Through the years, he had seen many people come and go from the camp. The comings were always accompanied by triumphant exultation's by the captors and tortured sobbing of the captive. The goings were never noticed until one, maybe two days after the fact. Most were suicides, though every now and then a guard would get carried away in his 'correction'. Whatever the case, both were treated with the same indifference. To be honest, he had contemplated suicide many times, and even envisioned many ways of accomplishing the deed. But every time he had begun to act upon the gnawing desire to end his pathetic life, he saw that little girl rush up to him and wrap her arms around his legs. And then he would look up and see the mist enshrouded form of his wife. But it wasn't just his wife. In that dim outline, he saw everything he was longing for; friendship, caring...freedom. And though he couldn't see it clearly, he knew it was there. All he had to do was to look into the sky-blue eyes staring up at him to know that.

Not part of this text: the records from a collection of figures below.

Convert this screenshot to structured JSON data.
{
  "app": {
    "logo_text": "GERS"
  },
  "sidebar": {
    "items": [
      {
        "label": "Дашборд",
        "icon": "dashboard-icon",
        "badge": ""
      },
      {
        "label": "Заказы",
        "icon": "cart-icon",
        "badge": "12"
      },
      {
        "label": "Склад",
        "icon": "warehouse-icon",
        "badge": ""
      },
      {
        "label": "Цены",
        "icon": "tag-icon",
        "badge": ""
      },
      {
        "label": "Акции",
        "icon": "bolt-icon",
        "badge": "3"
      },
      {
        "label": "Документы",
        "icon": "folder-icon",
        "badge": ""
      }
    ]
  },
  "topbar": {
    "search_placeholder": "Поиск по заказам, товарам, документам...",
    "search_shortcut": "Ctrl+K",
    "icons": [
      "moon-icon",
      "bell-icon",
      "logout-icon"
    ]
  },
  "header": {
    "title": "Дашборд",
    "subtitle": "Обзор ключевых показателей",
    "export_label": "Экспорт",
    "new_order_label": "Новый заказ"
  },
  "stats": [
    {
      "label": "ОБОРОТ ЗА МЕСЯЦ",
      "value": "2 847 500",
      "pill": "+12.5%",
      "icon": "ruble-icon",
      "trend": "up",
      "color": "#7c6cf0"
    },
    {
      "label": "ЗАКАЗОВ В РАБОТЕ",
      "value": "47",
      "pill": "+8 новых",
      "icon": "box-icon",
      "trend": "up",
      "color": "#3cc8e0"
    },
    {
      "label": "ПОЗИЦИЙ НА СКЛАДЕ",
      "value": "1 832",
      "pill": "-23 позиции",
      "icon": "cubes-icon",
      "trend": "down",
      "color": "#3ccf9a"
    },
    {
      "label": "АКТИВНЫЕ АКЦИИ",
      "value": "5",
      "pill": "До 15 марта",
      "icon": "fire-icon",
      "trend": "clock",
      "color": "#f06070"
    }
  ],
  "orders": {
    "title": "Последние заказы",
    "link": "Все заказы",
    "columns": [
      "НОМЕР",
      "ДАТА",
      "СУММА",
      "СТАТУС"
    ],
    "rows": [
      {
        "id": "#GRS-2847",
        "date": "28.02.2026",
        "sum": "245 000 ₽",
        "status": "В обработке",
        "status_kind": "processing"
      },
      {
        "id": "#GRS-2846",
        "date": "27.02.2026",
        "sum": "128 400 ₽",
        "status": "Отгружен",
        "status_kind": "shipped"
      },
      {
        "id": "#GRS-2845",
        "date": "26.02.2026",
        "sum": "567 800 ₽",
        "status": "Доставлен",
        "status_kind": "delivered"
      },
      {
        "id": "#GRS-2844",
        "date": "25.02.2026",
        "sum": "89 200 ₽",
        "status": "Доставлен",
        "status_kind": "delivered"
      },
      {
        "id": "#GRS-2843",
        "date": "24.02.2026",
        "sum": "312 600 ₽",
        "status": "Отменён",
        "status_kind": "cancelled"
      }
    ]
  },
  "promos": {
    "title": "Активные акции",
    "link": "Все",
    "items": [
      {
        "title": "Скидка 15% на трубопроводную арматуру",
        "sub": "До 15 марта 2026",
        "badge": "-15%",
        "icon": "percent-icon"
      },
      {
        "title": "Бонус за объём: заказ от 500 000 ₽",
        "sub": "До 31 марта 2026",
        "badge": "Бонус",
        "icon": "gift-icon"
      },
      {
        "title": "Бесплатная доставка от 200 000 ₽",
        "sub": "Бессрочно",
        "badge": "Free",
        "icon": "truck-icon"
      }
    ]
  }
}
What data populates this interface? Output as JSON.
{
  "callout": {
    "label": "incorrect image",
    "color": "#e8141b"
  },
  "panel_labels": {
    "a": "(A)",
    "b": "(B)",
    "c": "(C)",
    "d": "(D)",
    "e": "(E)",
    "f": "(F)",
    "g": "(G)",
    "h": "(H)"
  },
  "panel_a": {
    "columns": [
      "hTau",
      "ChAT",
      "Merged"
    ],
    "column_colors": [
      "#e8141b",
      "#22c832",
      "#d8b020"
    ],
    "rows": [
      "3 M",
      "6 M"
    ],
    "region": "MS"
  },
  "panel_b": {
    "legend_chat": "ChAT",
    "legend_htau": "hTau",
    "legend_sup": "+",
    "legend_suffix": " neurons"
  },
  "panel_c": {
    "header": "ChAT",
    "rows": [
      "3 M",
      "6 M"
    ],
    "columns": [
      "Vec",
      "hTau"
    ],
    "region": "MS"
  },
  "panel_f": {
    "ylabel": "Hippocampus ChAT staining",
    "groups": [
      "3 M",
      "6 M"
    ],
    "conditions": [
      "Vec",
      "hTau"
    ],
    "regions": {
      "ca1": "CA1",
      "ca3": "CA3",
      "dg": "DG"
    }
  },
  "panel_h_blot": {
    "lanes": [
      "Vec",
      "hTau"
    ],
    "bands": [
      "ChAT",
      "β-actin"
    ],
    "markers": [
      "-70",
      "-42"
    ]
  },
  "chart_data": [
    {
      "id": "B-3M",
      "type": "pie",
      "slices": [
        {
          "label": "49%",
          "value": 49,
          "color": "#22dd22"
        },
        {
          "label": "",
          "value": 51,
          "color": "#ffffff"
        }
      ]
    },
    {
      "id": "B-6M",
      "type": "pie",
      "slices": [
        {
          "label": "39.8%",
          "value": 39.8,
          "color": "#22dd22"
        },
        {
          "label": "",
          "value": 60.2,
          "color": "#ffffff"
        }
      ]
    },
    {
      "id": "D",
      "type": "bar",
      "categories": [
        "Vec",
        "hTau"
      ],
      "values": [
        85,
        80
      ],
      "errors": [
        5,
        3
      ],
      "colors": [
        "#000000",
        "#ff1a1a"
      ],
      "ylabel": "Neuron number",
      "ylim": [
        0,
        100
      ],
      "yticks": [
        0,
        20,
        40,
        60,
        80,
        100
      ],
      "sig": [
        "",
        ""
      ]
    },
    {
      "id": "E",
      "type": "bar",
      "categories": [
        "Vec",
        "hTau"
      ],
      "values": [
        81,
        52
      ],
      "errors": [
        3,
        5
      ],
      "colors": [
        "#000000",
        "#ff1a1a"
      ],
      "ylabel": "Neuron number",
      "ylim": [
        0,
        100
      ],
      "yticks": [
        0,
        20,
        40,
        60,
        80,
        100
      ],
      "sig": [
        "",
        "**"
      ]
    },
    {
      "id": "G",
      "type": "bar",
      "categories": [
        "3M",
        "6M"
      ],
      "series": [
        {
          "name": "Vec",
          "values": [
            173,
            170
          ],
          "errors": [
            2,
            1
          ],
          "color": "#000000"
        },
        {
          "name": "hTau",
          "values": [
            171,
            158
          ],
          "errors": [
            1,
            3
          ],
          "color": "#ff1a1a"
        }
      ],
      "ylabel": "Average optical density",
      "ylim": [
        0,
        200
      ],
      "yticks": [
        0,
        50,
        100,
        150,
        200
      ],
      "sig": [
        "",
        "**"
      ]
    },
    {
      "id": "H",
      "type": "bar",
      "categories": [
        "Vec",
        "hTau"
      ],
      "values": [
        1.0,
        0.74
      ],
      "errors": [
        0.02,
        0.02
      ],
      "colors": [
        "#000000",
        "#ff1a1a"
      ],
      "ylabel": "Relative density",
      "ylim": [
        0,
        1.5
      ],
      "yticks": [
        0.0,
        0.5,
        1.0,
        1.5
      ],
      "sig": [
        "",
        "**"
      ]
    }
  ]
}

After dutifully marking his seventh year on the scarred wall, he tossed the tiny pebble into the corner. He sat down on his cot to await his food for the day. On cue, the cell door opened up, and the man looked up into the eyes of a stranger. It was then he heard the noises of fighting and shouts of protests in the language of his captors. And then the stranger spoke:
"Sir, the war is over."
The End
A couple thoughts in conclusion:
Hebrews 11:1 says, "Now faith is being sure of what we hope for and certain of what we do not see." As a Christian, one of the hardest things to cope with is the knowledge that at some point in the near future, I will sin against God. What's worse is that at the moment of the sin, I won't care. And in those moments immediately following (that is if I realize my sin so quickly) I sometimes wish I could die just so I won't sin again. But God has a plan for my life; He has people for me to touch, missions to complete in His name. And until I have completed all He has for me, I must remain bound hand and foot to this corpse that is my body. But praise God that one day my spirit will set free from this body of death and I will no longer do the sin that I do not want to do. And it is this day that I hope for. Even though the concept of heaven seems impossible remote and dim, all I have to do is to look to Jesus, whom God sent from Heaven to Earth, to know that the day of glory is coming.